Choć do diecezjalnej pieszej pielgrzymki na Jasną Górę jeszcze ponad 7 miesięcy, księża przewodnicy spotkali się na podsumowaniu tegorocznego wydarzenia. Wyciągnęli też wnioski na przyszły rok.
W parafii pw. św. Józefa Rzemieślnika w Koszalinie zebrali się bp Edward Dajczak, księża z diecezji oraz gospodarz, a zarazem kierownik pielgrzymki, ks. Tadeusz Kanthak.
Przedyskutowano dwa wydarzenia: najpierw bardziej odległe w czasie, czyli pielgrzymkę w roku 2016, następnie pielgrzymkę w najbliższe wakacje.
Pierwszym postawionym pytaniem było: czy idziemy jako pielgrzymka na Światowe Dni Młodzieży 2016? Odpowiedź była jednogłośna: tak. Dlatego konieczne stało się rozważenie zmiany terminu pielgrzymki pieszej, by dostosować go do wydarzeń w Krakowie. Rozważano wyruszenie ze Skrzatusza 15 lipca 2016 roku, by dojść do Częstochowy 27 lipca. Potem młodzi, po oficjalnym rozwiązaniu pielgrzymki, mogliby dojechać na centralne uroczystości ŚDM w Krakowie. Sprawa nie jest przesądzona, wymaga jeszcze wielu ustaleń.

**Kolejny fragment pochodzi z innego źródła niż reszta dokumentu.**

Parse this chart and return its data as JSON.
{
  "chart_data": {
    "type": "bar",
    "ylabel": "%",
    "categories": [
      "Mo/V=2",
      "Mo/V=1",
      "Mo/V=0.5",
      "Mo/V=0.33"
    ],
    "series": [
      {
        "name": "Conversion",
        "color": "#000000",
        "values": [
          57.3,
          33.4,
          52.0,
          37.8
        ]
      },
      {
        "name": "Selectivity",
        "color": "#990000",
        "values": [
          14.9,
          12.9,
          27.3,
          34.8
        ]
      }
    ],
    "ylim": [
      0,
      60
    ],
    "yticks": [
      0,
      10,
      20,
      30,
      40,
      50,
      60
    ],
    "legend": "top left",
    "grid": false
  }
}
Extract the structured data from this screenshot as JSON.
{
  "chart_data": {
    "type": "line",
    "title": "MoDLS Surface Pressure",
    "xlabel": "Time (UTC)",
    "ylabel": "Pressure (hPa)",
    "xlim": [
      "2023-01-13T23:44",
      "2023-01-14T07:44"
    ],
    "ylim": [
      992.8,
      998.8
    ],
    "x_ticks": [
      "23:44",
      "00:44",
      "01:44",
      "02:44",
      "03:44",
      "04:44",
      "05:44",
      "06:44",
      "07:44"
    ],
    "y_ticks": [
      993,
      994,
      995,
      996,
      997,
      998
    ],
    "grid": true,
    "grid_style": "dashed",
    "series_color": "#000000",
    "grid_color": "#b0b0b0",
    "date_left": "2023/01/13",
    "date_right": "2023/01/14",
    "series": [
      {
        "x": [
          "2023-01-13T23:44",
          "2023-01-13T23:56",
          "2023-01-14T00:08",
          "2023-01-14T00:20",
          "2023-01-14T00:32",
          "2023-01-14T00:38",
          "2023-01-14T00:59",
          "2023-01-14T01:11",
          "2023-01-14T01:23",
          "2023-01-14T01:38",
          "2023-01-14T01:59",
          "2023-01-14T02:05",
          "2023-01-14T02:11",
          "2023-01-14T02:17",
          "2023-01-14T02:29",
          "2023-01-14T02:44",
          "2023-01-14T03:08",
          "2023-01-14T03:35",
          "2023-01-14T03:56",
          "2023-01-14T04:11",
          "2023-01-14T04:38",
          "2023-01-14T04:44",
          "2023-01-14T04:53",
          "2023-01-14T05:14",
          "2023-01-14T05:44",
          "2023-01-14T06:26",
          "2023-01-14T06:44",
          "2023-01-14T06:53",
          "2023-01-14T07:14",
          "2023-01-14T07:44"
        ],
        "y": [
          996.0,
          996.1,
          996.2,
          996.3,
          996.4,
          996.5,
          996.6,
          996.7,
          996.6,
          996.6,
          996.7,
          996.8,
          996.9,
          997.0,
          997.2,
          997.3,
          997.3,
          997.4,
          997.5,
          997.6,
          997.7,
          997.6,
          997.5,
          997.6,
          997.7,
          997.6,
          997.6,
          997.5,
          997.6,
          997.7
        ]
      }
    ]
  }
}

Drugim tematem była piesza pielgrzymka w roku 2015. Potwierdzono, że w odróżnieniu od lat ubiegłych, pielgrzymka nie wyruszy promieniście z miast naszej diecezji, by spotkać się w Skrzatuszu, lecz pielgrzymi dojadą do Skrzatusza indywidualnie, by tam rozpocząć wspólną drogę. Nie jest to projekt pionierski, ponieważ u początków istnienia pielgrzymki koszalińsko-kołobrzeskiej wyruszano do Częstochowy dopiero ze Skrzatusza.
Bp Dajczak i księża przewodnicy widzieli potrzebę większej ilości księży i sióstr zakonnych w grupach pielgrzymkowych oraz zainteresowania pielgrzymką większej ilości diecezjan. Zgodnie stwierdzono, że najskuteczniejszym zaproszeniem na pielgrzymkę jest to powiedziane osobiście. Dawano pozytywne przykłady namówienia na pielgrzymkę 2 parafian, by z każdym kolejnym rokiem było ich więcej.